A tiny spurt of adrenaline tightened my belly. It must also have shown on my unwary face, for Brianna put down the letter and looked at me, brow furrowed.
“What?” she demanded.
“Nothing,” I said, but it was too late. She stood looking at me, a fist doubled on her hip, and raised one brow.
“You are the most terrible liar, Mama,” she said tolerantly. Without hesitation, she broke the seal.
“That’s addressed to your father,” I said, though my protest lacked strength.
“Um-hm. So was the other one,” she said, head bent over the unfolded sheet of paper.
“What?” But I had come to her side, and was reading over her arm, even as I spoke.
Lieutenant Archibald Hayes
Mr. James Fraser
Fraser’s Ridge, North Carolina
January 18, 1771
I write to inform you that we are at present in Portsmouth, and like to remain here until Spring. If you are acquainted with any Sea Captains willing to grant Passage to Perth for forty Men, on promise of Recompense from the Army once Port is reached, I should be glad to hear of it at your earliest Convenience.
In the Meantime, we have put our Hands to various Labors, that we might sustain ourselves through the Winter Months. Several of my Men have obtained Work in the Repair of Boats, which are plentiful here. I myself am employed as Cook in a local Tavern, but make shift to visit my Men regularly in the assorted Quarters where they are lodged, to make myself acquainted with their State.

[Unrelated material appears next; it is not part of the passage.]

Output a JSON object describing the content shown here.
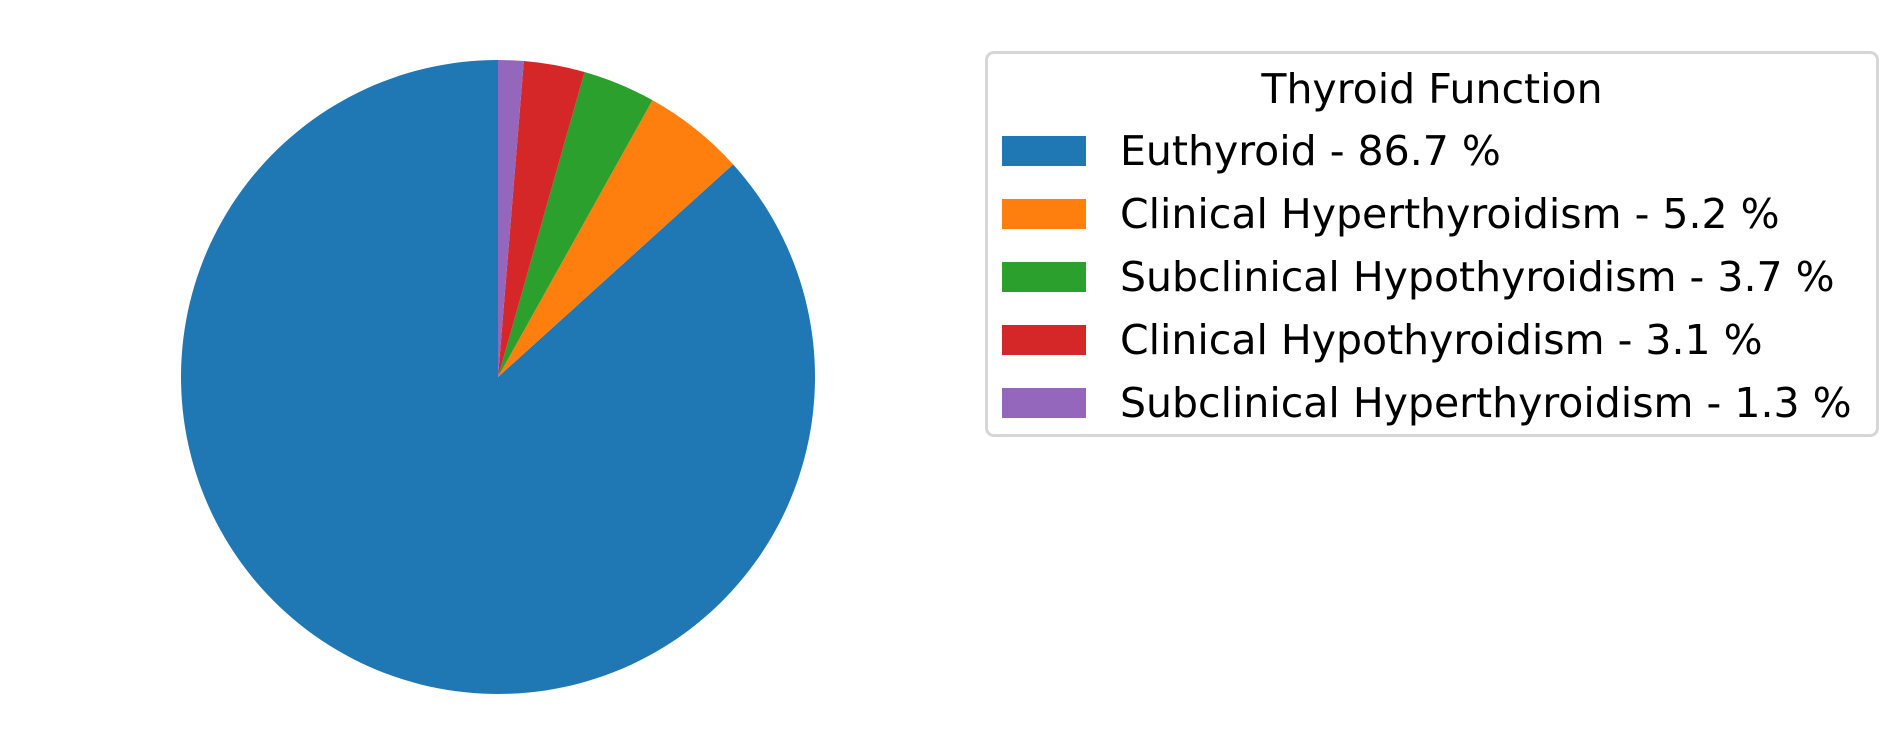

I called upon one such Lodging two Evenings ago. In course of Conversation, one of the Men—a Private Ogilvie, whom I think you will know—mentioned to me a Conversation which he had overheard in the Shipyard. As this pertained to one Stephen Bonnet, who I recollect is of Interest to you, I pass on herewith the Intelligence of the Matter.

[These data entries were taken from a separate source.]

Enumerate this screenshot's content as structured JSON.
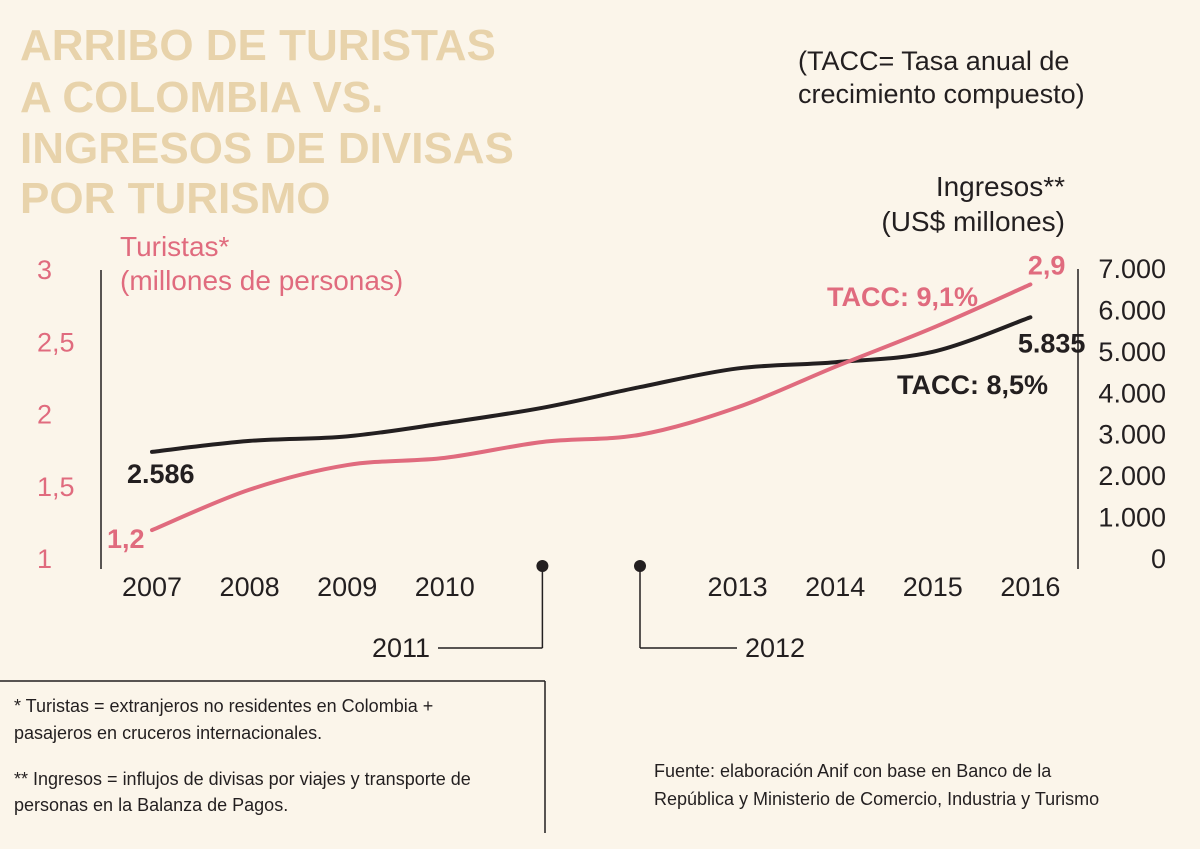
{
  "title_lines": [
    "ARRIBO DE TURISTAS",
    "A COLOMBIA VS.",
    "INGRESOS DE DIVISAS",
    "POR TURISMO"
  ],
  "note_lines": [
    "(TACC= Tasa anual de",
    "crecimiento compuesto)"
  ],
  "colors": {
    "background": "#fbf5ea",
    "title": "#e8d3ab",
    "turistas": "#e06b7e",
    "ingresos": "#231f20"
  },
  "footnotes": {
    "turistas": [
      "* Turistas = extranjeros no residentes en Colombia +",
      "pasajeros en cruceros internacionales."
    ],
    "ingresos": [
      "** Ingresos = influjos de divisas por viajes y transporte de",
      "personas en la Balanza de Pagos."
    ]
  },
  "source_lines": [
    "Fuente: elaboración Anif con base en Banco de la",
    "República y Ministerio de Comercio, Industria y Turismo"
  ],
  "chart_data": {
    "type": "line",
    "x": [
      2007,
      2008,
      2009,
      2010,
      2011,
      2012,
      2013,
      2014,
      2015,
      2016
    ],
    "x_tick_labels": [
      "2007",
      "2008",
      "2009",
      "2010",
      "2011",
      "2012",
      "2013",
      "2014",
      "2015",
      "2016"
    ],
    "callout_years": [
      "2011",
      "2012"
    ],
    "left_axis": {
      "label_lines": [
        "Turistas*",
        "(millones de personas)"
      ],
      "range": [
        1,
        3
      ],
      "ticks": [
        1,
        1.5,
        2,
        2.5,
        3
      ],
      "tick_labels": [
        "1",
        "1,5",
        "2",
        "2,5",
        "3"
      ]
    },
    "right_axis": {
      "label_lines": [
        "Ingresos**",
        "(US$ millones)"
      ],
      "range": [
        0,
        7000
      ],
      "ticks": [
        0,
        1000,
        2000,
        3000,
        4000,
        5000,
        6000,
        7000
      ],
      "tick_labels": [
        "0",
        "1.000",
        "2.000",
        "3.000",
        "4.000",
        "5.000",
        "6.000",
        "7.000"
      ]
    },
    "series": [
      {
        "name": "Turistas*",
        "axis": "left",
        "values": [
          1.2,
          1.48,
          1.65,
          1.7,
          1.81,
          1.86,
          2.05,
          2.33,
          2.6,
          2.9
        ],
        "start_label": "1,2",
        "end_label": "2,9",
        "tacc_label": "TACC: 9,1%"
      },
      {
        "name": "Ingresos**",
        "axis": "right",
        "values": [
          2586,
          2850,
          2960,
          3280,
          3650,
          4150,
          4600,
          4750,
          5000,
          5835
        ],
        "start_label": "2.586",
        "end_label": "5.835",
        "tacc_label": "TACC: 8,5%"
      }
    ]
  }
}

Bonnet appears by Report to be a Smuggler, scarce an uncommon Occupation in the Area. Howsoever, he seems to deal in a higher Quality—and Quantity—of Contraband than is the usual, and in Consequence, the Nature of his Connexions appears also unusual. Which is to say that certain Warehouses on the Carolina Coast periodically contain Goods of a Nature not generally to be found therein, and that such Visitations coincide with Sightings of Stephen Bonnet in the Taverns and “Holes” nearby.